Attempting to ssh into the system fails with a “connection refused” error. physically checking the machine shows it is stuck at an emergency mode prompt after boot and no login prompt appears. This indicates that init – the first process launched by the kernel at boot – has crashed. Reboot the machine and check /var/log/syslog for init errors. If the issue persists, it may require reinstalling core system files to restore init.

Diagnosing from a frozen system

If the system fully freezes and becomes unresponsive, there are a few things you can try without rebooting:

  • Check if you can still SSH into the machine from another system. If so, inspect running processes remotely.
  • Switch to a different virtual terminal with Ctrl+Alt+F2 to see if you can log in from there.
  • Check the system monitor application (top, htop, gnome-system-monitor) for anomalies.
  • Do a remote SSH login and run uptime – a very high load average indicates resource starvation issues.
  • Do a remote SSH poweroff or reboot if unable to diagnose or recover the frozen system.

These steps may provide clues about misbehaving processes contributing to the freeze, without disturbing physical evidence.

Recovering data from sudden crashes

If the entire system crashes instantly due to a kernel panic, power loss, or hardware issue, there is a risk of data loss or filesystem corruption. Once you have restored the system to a bootable state, try to recover any lost or damaged data. Potential approaches include:

  • Remount filesystems read-only and run fsck to check and repair corruption.
  • Boot from a rescue CD/USB and investigate filesystem integrity.
  • Restore data from backups if available.
  • Use recovery tools like testdisk or photorec to recover lost files.
  • Repair corrupted superblocks using backups or boot sector copies.
  • Revert corrupted files from source control or revision history.

Sudden failures underscore the importance of regular, versioned backups to limit data loss.
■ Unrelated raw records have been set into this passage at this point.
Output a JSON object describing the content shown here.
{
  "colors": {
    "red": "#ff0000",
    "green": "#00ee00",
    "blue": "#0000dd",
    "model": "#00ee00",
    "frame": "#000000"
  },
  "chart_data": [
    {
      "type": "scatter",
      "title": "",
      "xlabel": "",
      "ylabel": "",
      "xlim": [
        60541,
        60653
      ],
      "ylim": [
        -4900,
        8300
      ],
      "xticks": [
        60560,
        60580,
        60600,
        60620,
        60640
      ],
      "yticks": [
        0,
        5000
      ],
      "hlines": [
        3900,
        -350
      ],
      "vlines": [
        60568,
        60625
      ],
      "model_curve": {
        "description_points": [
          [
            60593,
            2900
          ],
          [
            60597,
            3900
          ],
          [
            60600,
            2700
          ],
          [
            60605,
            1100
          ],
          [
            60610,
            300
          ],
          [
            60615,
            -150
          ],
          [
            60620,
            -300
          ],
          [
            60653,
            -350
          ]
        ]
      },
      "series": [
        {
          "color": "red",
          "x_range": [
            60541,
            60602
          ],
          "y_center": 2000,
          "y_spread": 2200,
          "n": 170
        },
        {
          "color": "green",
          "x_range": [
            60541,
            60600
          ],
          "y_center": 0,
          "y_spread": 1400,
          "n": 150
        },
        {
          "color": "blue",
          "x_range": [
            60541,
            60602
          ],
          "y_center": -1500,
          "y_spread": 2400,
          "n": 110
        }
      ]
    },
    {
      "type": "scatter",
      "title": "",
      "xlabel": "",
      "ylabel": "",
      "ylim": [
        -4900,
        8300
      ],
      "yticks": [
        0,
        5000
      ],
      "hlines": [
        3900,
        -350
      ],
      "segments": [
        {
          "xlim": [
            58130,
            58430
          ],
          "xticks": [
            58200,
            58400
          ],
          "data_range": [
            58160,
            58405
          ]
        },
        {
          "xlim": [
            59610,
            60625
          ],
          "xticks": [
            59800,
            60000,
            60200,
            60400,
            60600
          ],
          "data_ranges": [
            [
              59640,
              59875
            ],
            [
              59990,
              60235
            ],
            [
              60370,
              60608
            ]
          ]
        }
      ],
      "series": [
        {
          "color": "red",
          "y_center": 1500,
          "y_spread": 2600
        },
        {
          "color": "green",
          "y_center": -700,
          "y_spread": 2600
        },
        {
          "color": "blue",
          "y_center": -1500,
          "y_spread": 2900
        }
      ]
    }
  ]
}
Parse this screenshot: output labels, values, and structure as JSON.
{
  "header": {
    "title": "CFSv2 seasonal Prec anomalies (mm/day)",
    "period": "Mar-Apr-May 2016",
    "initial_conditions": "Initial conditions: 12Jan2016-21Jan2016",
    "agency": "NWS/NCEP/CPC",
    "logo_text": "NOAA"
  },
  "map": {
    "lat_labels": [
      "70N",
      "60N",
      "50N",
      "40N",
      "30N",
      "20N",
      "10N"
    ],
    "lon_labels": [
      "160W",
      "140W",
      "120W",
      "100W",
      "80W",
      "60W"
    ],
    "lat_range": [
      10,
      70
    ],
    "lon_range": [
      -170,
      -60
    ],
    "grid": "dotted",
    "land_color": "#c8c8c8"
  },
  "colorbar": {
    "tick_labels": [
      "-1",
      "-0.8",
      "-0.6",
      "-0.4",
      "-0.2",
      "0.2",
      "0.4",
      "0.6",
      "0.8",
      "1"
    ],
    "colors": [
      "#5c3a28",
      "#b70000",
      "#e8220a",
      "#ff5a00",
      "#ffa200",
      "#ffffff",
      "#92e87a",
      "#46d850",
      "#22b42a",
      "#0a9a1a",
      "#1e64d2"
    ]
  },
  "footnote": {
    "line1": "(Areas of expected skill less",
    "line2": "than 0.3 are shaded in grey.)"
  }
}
For increased fault tolerance, use networked storage and redundant disks (RAID).

Conclusion

Critical process crashes are a fact of computing life. By understanding what vital background daemons and services support normal system operation, you can quickly identify failures when they happen. Armed with the right tools and system logs, a little diligent troubleshooting can get things restarted and minimize downtime when things go wrong. Keeping your system updated, running clean, and managing resources effectively helps minimize instability in those crucial under-the-hood processes.